Wir klären nun, wer über Ihre Krankenkasse in der angebotenen Pflegeversicherung versichert ist und auch versichert werden soll. Alle gesetzlich Krankenversicherten sind automatisch in der sozialen Pflegeversicherung versichert. Auf der einen Seite die soziale oder gesetzliche Pflegeversicherung, auf der anderen Seite die private Versicherung. Krankenpflegezusatzversicherung oder Pflegegeld-Zusatzversicherung?


24 Stunden Pflege

Pflegeverstärkungsgesetz:

Bei der Pflegeversicherung ist das Prinzip "Pflegeversicherung schließt sich der Krankenkasse an" anwendbar. Dies bedeutet, dass diejenigen, die in der GKV versichert sind, in die Pflegeversicherung aufgenommen werden. Privatversicherte unterliegen der obligatorischen Pflegeversicherung. Die Versicherten, die bei einer Privatkrankenkasse versichert sind, müssen daher einen Pflegepflichtversicherungsvertrag entweder mit der Firma oder mit einer anderen Privatkasse abschliessen.

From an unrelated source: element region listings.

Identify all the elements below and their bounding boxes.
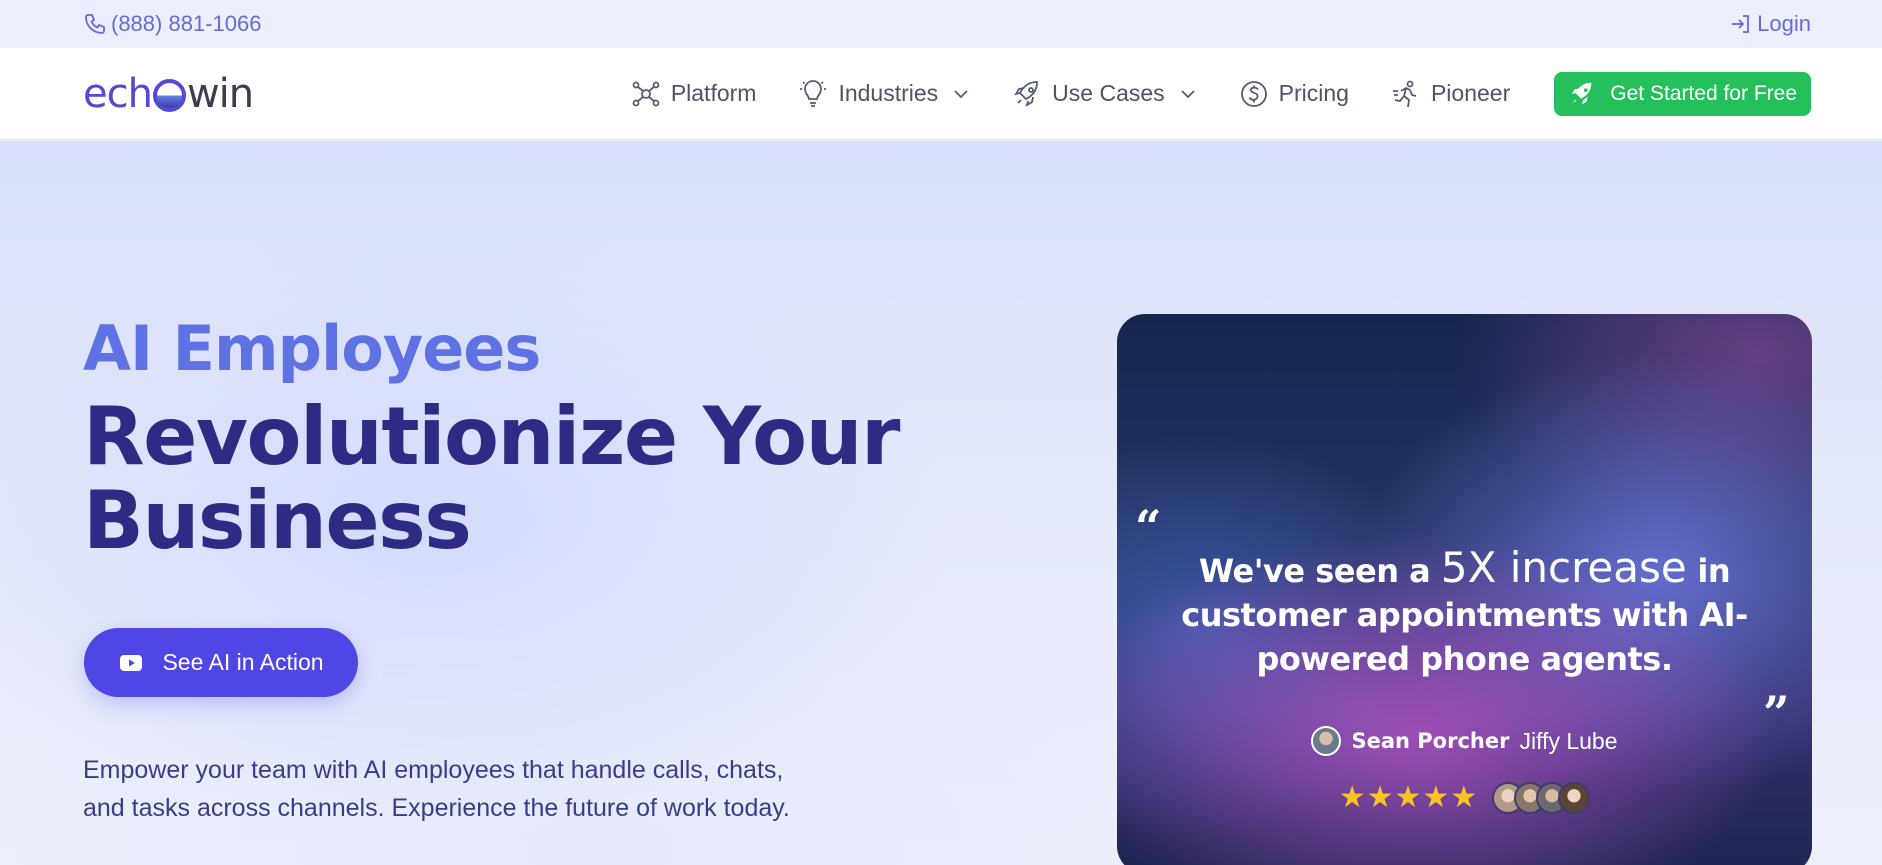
testimonial-author: Sean Porcher Jiffy Lube [1117,726,1812,756]
author-name: Sean Porcher [1351,729,1510,753]
video-play-icon [120,654,143,671]
get-started-button[interactable]: Get Started for Free [1554,71,1811,116]
nav-item-use-cases[interactable]: Use Cases [1012,79,1196,109]
nav-item-pricing[interactable]: Pricing [1239,79,1349,109]
customer-avatars [1492,781,1591,814]
phone-icon [85,14,105,34]
avatar [1558,781,1591,814]
logo-o-icon [152,79,186,112]
top-bar: (888) 881-1066 Login [0,0,1882,48]
nav-links: Platform Industries Use Cases Pricing Pi… [589,71,1811,116]
hero-headline: Revolutionize Your Business [83,395,903,563]
running-person-icon [1392,80,1417,107]
open-quote-icon: “ [1135,500,1162,554]
get-started-label: Get Started for Free [1610,81,1797,105]
nav-item-platform[interactable]: Platform [631,79,757,109]
star-rating-icon: ★★★★★ [1338,781,1479,814]
echowin-logo[interactable]: ech win [83,70,254,117]
logo-text-part2: win [186,70,254,117]
nav-item-industries[interactable]: Industries [798,79,970,109]
nav-item-label: Pioneer [1430,80,1511,106]
network-icon [632,81,660,106]
hero-subtext: Empower your team with AI employees that… [83,751,903,827]
testimonial-card: “ We've seen a 5X increase in customer a… [1117,314,1812,865]
dollar-circle-icon [1240,80,1267,107]
nav-item-label: Industries [838,80,939,106]
quote-pre: We've seen a [1198,552,1431,590]
quote-highlight: 5X increase [1440,543,1687,592]
login-link[interactable]: Login [1729,11,1811,37]
nav-item-label: Use Cases [1052,80,1165,106]
subtext-line-1: Empower your team with AI employees that… [83,756,784,784]
nav-item-pioneer[interactable]: Pioneer [1391,79,1510,109]
author-avatar [1311,726,1342,756]
see-ai-label: See AI in Action [162,649,324,675]
headline-line-2: Business [83,474,472,567]
logo-text-part1: ech [83,70,153,117]
rocket-icon [1571,82,1592,104]
chevron-down-icon [1181,89,1195,98]
phone-link[interactable]: (888) 881-1066 [83,11,261,37]
phone-number: (888) 881-1066 [111,11,262,36]
author-company: Jiffy Lube [1519,727,1618,754]
headline-line-1: Revolutionize Your [83,390,900,483]
rating-row: ★★★★★ [1117,780,1812,815]
login-label: Login [1757,11,1811,36]
rocket-icon [1014,80,1039,107]
nav-item-label: Platform [670,80,757,106]
main-nav: ech win Platform Industries Use Cases Pr… [0,48,1882,140]
nav-item-label: Pricing [1278,80,1349,106]
chevron-down-icon [954,89,968,98]
see-ai-in-action-button[interactable]: See AI in Action [84,628,358,697]
testimonial-quote: We've seen a 5X increase in customer app… [1157,546,1772,681]
subtext-line-2: and tasks across channels. Experience th… [83,794,790,822]
hero-eyebrow: AI Employees [83,312,541,385]
login-icon [1732,15,1750,33]
lightbulb-icon [800,79,827,107]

Die privaten Pflegekassen operieren nach der so genannten Projected-Unit-Credit-Methode. Daher hängt die Beitragshöhe - nicht - wie in der Pflegeversicherung - vom laufenden Verdienst oder der derzeitigen Finanzkraft des Versicherungsnehmers ab, sondern unter anderem auch vom Alter und Zustand der Gesundheit, also dem einzelnen versicherungstechnischen Risiko zu Beginn der Versicherung.

Darüber hinaus müssen Privatversicherer bei der Prämiengestaltung eine Vielzahl von gesetzlichen Anforderungen erfüllen. Eine Staffelung der Beiträge nach Geschlechtern, der Ausschluss von bisherigen Erkrankungen und die Ablehnung bereits pflegebedürftiger Menschen ist nicht zulässig. Bei Versicherten, die seit Inkrafttreten der gesetzlichen Pflegeversicherung bereits ununterbrochen in privater Pflegeversicherung versichert sind, ist die Versicherungsprämie für die gesetzliche Pflegeversicherung auf den Maximalbeitrag der gesetzlichen Pflegeversicherung beschränkt.

Bei Ehepartnern mit geringem oder keinem Erwerbseinkommen (425 EUR bzw. 450 EUR bei Geringverdienern) wurde die Teilnahme an der gesetzlichen Pflegeversicherung ermäßigt: Die beiden Ehefrauen zusammen bezahlen nicht mehr als 150% des maximalen Beitrags zur Pflegeversicherung. Für die spätere Zuführung gibt es für einen Zeitraum von fünf Jahren keine Beitragsbemessungsgrenze.

Am Ende des Fünfjahreszeitraums darf die Versicherungsprämie jedoch auch für sie den maximalen Beitrag zur Pflegeversicherung nicht überschreiten. Bei Versicherten, die im Grundtarif privat krankenversichert sind, gilt die oben genannte günstigere Regelung ungeachtet dessen, ob die privat rechtliche Pflegepflichtversicherung seit dem 1. Januar 1995 besteht oder erst später abgeschlossen wurde.

Mitarbeiter, die in der gesetzlichen Pflegeversicherung privat versichert sind, bekommen von ihrem Arbeitgeber einen Umlagezuschuss. Die Förderung richtet sich nach dem Beitrag des Arbeitsgebers zur Pflegeversicherung und beläuft sich auf maximal die halbe Höhe des Gesamtbeitrags.